Ein neuer Blick auf die Unendlichkeit

8. Februar 2023

David Deutsch liefert in seinem Buch Der Anfang der Unendlichkeit: Erklärungen, die die Welt verwandeln genau das: Eine Ansammlung von Erklärungen zum Menschsein, die an einigen Grundfesten rüttelt. Düstere Ansichten lässt er dabei nicht aus, aber dennoch liegt seinem Buch ein positiver und vor allem klar optimistischer Ton zugrunde.

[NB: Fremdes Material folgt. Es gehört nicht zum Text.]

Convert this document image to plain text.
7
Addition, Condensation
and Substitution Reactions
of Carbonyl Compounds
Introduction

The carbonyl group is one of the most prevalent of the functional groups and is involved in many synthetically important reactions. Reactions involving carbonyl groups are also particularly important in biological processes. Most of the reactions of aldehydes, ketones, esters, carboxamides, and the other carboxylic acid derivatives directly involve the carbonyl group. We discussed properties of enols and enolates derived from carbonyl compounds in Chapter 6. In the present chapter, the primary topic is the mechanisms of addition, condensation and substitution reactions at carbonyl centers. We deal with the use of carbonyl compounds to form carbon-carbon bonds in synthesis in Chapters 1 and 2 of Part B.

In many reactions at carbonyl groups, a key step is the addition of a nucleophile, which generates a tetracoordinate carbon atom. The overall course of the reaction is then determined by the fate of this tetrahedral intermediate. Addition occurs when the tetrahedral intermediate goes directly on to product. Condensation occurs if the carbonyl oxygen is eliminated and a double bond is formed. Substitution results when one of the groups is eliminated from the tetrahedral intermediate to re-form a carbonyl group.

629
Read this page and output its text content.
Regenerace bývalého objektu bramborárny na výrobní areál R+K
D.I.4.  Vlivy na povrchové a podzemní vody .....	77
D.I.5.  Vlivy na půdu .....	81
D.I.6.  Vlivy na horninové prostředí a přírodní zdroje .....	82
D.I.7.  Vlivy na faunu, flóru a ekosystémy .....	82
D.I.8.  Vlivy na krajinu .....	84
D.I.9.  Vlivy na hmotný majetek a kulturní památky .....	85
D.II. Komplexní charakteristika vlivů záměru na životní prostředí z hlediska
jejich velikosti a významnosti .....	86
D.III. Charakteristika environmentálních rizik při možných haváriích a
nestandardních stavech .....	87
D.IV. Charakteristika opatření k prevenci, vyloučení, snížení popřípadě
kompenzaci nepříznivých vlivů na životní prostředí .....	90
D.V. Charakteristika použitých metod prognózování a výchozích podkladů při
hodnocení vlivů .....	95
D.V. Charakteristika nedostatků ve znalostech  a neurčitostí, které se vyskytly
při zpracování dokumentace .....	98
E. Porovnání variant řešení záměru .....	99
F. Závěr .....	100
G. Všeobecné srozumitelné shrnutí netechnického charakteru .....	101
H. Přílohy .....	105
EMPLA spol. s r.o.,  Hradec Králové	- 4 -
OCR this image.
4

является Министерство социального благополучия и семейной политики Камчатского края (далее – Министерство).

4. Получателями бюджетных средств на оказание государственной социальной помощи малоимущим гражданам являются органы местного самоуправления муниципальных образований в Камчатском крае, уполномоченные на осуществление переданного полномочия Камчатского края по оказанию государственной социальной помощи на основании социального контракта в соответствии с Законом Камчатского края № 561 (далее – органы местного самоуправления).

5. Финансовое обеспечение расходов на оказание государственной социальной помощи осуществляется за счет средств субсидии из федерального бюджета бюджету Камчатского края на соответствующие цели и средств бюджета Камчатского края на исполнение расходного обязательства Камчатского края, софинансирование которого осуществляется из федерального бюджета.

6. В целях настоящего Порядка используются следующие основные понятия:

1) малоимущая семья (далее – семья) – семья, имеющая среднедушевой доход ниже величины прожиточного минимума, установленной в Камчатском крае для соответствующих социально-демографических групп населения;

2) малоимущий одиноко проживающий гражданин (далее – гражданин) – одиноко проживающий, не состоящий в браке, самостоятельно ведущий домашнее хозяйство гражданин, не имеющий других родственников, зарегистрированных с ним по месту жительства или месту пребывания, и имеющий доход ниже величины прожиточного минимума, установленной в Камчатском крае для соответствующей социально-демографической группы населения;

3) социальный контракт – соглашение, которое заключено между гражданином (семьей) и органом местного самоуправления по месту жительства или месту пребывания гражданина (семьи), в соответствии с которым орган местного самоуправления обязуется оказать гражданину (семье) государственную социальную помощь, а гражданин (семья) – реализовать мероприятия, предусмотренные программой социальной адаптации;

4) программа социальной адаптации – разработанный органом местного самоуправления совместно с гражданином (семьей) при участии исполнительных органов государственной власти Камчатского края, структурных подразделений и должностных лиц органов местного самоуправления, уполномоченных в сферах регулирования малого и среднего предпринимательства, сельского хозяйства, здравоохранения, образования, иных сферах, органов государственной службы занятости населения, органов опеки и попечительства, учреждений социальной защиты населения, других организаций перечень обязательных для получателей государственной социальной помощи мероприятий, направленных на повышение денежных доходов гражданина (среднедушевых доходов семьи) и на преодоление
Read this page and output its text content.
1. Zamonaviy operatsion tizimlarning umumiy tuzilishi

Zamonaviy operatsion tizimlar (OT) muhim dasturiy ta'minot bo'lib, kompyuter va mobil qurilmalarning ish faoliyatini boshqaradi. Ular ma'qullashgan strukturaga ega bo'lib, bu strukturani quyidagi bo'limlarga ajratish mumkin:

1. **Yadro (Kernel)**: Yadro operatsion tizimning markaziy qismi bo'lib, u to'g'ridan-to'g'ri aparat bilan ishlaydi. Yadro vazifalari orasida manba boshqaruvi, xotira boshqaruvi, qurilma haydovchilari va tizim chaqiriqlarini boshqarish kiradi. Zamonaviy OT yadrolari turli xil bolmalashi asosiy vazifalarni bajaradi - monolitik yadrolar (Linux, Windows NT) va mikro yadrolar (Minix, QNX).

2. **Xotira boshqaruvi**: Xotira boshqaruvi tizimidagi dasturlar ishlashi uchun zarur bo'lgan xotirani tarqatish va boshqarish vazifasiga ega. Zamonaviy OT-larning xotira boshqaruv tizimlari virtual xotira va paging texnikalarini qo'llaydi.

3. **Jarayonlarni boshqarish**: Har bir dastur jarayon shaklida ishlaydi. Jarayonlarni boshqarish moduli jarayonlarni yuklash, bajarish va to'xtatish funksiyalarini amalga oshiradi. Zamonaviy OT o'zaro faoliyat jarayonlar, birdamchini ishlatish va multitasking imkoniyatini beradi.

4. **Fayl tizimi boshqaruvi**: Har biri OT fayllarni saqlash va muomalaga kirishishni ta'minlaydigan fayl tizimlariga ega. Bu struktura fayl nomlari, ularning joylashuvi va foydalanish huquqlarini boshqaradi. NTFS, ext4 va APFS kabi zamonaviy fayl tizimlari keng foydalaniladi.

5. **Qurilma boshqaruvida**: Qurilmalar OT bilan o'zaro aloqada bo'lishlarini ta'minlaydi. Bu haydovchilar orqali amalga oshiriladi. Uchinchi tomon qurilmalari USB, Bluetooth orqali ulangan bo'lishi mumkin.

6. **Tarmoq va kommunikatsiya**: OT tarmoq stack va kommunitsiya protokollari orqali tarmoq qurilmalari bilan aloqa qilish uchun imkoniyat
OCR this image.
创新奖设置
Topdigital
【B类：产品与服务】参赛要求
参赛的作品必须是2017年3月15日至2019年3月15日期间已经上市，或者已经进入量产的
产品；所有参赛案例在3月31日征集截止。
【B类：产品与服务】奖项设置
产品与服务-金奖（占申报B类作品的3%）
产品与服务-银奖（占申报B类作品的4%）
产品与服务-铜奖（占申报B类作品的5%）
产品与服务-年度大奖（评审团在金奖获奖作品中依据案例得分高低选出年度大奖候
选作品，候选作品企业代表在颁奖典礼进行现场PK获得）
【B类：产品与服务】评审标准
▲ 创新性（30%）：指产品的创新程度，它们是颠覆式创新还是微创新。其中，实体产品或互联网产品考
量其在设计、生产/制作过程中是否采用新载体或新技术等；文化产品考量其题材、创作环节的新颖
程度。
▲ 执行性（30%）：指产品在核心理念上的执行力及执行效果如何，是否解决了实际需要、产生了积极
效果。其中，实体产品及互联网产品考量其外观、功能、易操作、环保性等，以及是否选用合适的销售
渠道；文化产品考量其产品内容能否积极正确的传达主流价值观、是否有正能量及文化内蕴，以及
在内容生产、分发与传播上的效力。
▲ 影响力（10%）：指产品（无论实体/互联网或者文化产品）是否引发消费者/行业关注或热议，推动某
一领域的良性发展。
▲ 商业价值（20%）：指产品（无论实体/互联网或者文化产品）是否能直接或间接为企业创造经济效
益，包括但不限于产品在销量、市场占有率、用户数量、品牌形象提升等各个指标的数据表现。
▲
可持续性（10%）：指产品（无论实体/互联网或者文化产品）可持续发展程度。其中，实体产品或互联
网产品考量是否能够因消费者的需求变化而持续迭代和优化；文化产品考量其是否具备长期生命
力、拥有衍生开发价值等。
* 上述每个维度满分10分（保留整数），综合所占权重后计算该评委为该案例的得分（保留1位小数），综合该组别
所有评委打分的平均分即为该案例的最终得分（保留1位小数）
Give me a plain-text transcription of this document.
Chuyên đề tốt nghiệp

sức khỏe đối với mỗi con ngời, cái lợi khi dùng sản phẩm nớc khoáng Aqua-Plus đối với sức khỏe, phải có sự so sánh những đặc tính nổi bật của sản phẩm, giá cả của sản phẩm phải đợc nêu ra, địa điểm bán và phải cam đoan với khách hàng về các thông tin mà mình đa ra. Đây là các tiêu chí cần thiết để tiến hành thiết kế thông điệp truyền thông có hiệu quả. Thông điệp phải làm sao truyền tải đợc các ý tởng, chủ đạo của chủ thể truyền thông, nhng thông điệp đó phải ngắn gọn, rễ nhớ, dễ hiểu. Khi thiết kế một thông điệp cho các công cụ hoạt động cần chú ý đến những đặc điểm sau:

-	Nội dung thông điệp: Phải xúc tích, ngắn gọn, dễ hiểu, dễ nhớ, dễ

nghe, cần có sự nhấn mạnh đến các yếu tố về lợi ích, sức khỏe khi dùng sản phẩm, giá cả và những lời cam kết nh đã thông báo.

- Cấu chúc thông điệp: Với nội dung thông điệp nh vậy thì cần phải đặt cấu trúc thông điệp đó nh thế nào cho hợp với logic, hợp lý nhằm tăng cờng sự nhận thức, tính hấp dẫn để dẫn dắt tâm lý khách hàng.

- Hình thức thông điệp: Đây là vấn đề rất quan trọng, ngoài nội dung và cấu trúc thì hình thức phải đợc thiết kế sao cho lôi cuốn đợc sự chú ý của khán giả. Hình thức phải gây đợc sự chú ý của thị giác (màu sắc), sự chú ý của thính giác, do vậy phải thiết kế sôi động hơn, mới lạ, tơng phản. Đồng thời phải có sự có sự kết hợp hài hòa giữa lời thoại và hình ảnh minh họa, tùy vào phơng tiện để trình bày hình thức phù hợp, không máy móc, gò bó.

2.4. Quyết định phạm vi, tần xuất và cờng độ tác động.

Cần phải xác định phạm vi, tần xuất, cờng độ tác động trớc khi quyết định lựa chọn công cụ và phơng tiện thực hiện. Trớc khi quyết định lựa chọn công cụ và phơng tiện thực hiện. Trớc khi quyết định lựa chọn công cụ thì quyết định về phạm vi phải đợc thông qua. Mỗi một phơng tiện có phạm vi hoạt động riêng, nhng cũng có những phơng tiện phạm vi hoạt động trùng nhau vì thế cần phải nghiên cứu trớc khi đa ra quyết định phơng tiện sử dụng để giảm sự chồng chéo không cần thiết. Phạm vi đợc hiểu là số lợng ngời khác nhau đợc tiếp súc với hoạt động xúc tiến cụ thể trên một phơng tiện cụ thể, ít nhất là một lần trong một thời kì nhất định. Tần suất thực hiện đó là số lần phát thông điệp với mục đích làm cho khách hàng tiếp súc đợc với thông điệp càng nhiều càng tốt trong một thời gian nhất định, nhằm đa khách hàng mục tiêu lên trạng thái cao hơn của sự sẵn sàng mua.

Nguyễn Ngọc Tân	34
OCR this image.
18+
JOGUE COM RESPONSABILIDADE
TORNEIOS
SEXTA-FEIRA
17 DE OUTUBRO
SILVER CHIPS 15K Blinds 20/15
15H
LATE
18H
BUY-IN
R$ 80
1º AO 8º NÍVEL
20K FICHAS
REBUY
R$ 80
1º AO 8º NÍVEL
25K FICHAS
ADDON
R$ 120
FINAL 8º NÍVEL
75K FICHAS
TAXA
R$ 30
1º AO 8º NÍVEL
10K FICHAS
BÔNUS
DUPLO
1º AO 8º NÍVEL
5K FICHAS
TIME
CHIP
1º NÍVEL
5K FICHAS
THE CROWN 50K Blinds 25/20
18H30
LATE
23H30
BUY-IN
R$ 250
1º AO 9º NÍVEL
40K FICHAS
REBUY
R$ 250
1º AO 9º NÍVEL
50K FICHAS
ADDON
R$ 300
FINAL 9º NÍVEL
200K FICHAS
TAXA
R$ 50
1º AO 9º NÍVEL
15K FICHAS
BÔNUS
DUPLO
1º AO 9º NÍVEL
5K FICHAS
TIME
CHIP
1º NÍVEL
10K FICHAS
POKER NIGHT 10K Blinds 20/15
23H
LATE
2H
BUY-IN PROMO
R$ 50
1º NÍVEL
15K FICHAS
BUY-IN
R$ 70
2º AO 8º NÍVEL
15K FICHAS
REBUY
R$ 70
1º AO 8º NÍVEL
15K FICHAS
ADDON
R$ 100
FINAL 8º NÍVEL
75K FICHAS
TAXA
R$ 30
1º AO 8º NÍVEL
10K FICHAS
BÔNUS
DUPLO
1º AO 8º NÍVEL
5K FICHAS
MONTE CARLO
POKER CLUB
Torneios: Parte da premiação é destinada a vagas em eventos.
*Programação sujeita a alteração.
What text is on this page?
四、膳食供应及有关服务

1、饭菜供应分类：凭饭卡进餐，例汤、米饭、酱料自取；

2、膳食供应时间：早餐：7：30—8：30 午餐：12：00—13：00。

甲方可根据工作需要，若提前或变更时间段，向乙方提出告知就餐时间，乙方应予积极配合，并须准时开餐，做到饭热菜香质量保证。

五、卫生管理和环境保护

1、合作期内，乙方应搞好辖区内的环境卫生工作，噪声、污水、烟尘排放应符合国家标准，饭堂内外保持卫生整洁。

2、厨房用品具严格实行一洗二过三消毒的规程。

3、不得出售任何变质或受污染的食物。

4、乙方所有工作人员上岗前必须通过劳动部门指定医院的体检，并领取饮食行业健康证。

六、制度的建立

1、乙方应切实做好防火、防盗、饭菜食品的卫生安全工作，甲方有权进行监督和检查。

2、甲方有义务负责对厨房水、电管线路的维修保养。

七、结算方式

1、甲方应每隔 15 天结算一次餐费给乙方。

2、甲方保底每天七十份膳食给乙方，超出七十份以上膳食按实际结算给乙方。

Wissen und Fortschritt als Lebensgarant 

„Die Biosphäre der Erde ist nicht in der Lage, menschliches Leben zu erhalten.“ Wir leben per Logik am Rand des Abgrundes. Nichts an unserem Menschsein ist stabil und daher führt auch ein Festhalten an vermeintlich alt Bewährtem nicht weiter. Eine Gesellschaft, die nach Komfort, Sicherheit und Langlebigkeit für seine Bewohner strebt, wird demnach untergehen. Unser einziger Retter kann und wird unser menschliches Wissen sein – ein immer neues, sich stets wandelndes und kritisch prüfendes Wissen. Das ist es, was uns Menschen ausmacht, denn: 

Probleme sind unvermeidbar“, aber „Probleme sind lösbar“. 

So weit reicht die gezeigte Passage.